Though these changes are fraught with good to the whole community, there are certain aspects of them that are disadvantageous. Year by year it is becoming harder for owners of the small kinds of craft to compete with larger, more expensive, and more effective vessels owned by wealthy companies; and, moreover, relatively fewer men can now find employment. The result is a tendency for unemployed fishermen to leave the picturesque fishing village with its brown sails and its yellow sands, and seek work in the larger fishing ports or in great centres of population, where they but increase the industrial pressure. Hence there is a movement on foot to obtain state aid for fishermen that will enable them to acquire motor boats and so compete with mechanically propelled vessels of greater bulk.

Occupations ancillary to the fisheries are chiefly those in connection with the curing and packing of herrings and certain kinds of white fish. There is employment for a whole army of curers, coopers, gutters, packers, clerks, labourers, carters, and hawkers. In 1910, 2525 people were engaged in the fishery district of Montrose.

In addition to the estuarine and inshore capture of salmon, the North Esk and the South Esk have valuable stations near their mouths. Both salmon and sea trout are caught further up these rivers, while their upper reaches and the numerous other streams and the lochs of the county afford ample sport to the angler for trout and char.
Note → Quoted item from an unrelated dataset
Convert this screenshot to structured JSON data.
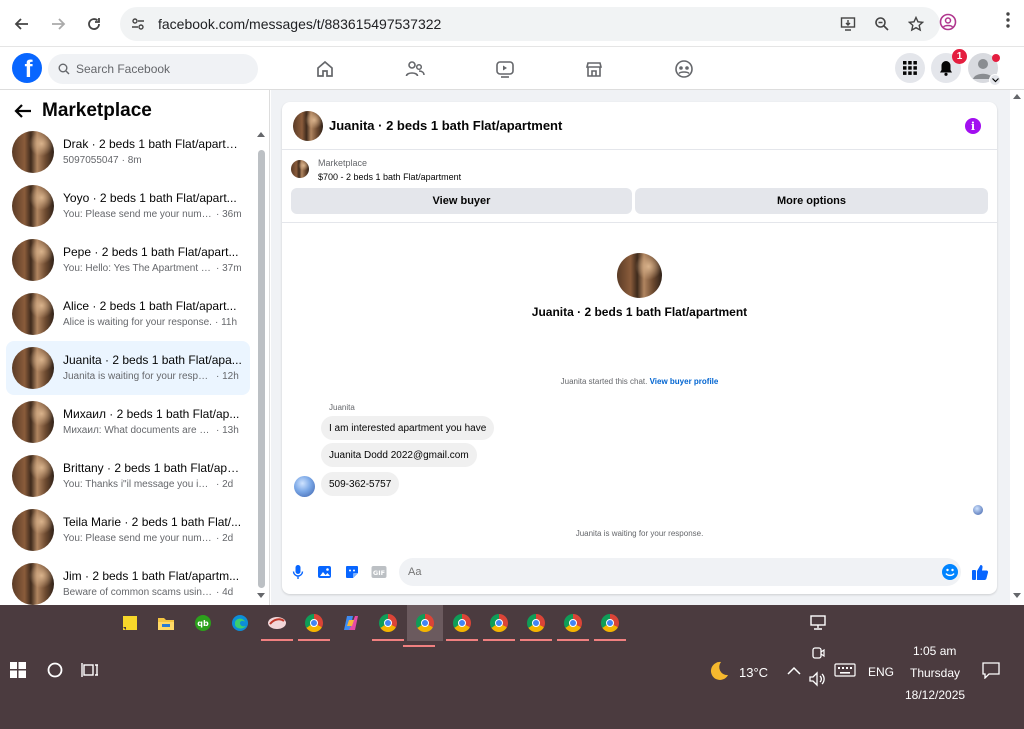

Dundee has long been distinguished as the headquarters in the country of the whale and seal fishing which used to be prosecuted chiefly in the waters of Greenland. In the earlier days of the industry, whale fishing was carried on in sailing vessels, and about nine of these left the port annually for the Arctic regions. An important advance took place in 1858, when steamers were employed. At first only five steamships sailed from Dundee, but ten years later their number had increased to eleven. The most prosperous year in the history of the Dundee seal and whale fishing was 1874, when eleven vessels captured 44,087 seals and 190 whales, yielding 1420 tons of oil and 1436 cwts. of whalebone, the whole valued at £106,500.

Seal fishing is now regarded as unprofitable, and whaling (with far less satisfactory results than formerly) has been continued only on account of the high price obtained for whalebone. In 1874 this commodity was worth £750 (Per ton) but as much as £2900 per ton has been paid for it, while the price, which fluctuates according to supply and demand, ranges from £1400 to £2500.

Whale oil, which used to fetch £50 per ton, has fallen to £20, owing to the introduction and ever-increasing use of mineral oils.

The Dundee whaling fleet has in consequence of these changes diminished to eight vessels. The gradual extinction of the whale and the difficulty experienced in capturing a sufficient number to pay expenses will no doubt in time cause the trade to die out altogether.

The preparation of oil and the tanning and dressing of sealskins are industries proper to Dundee in connection with these fisheries.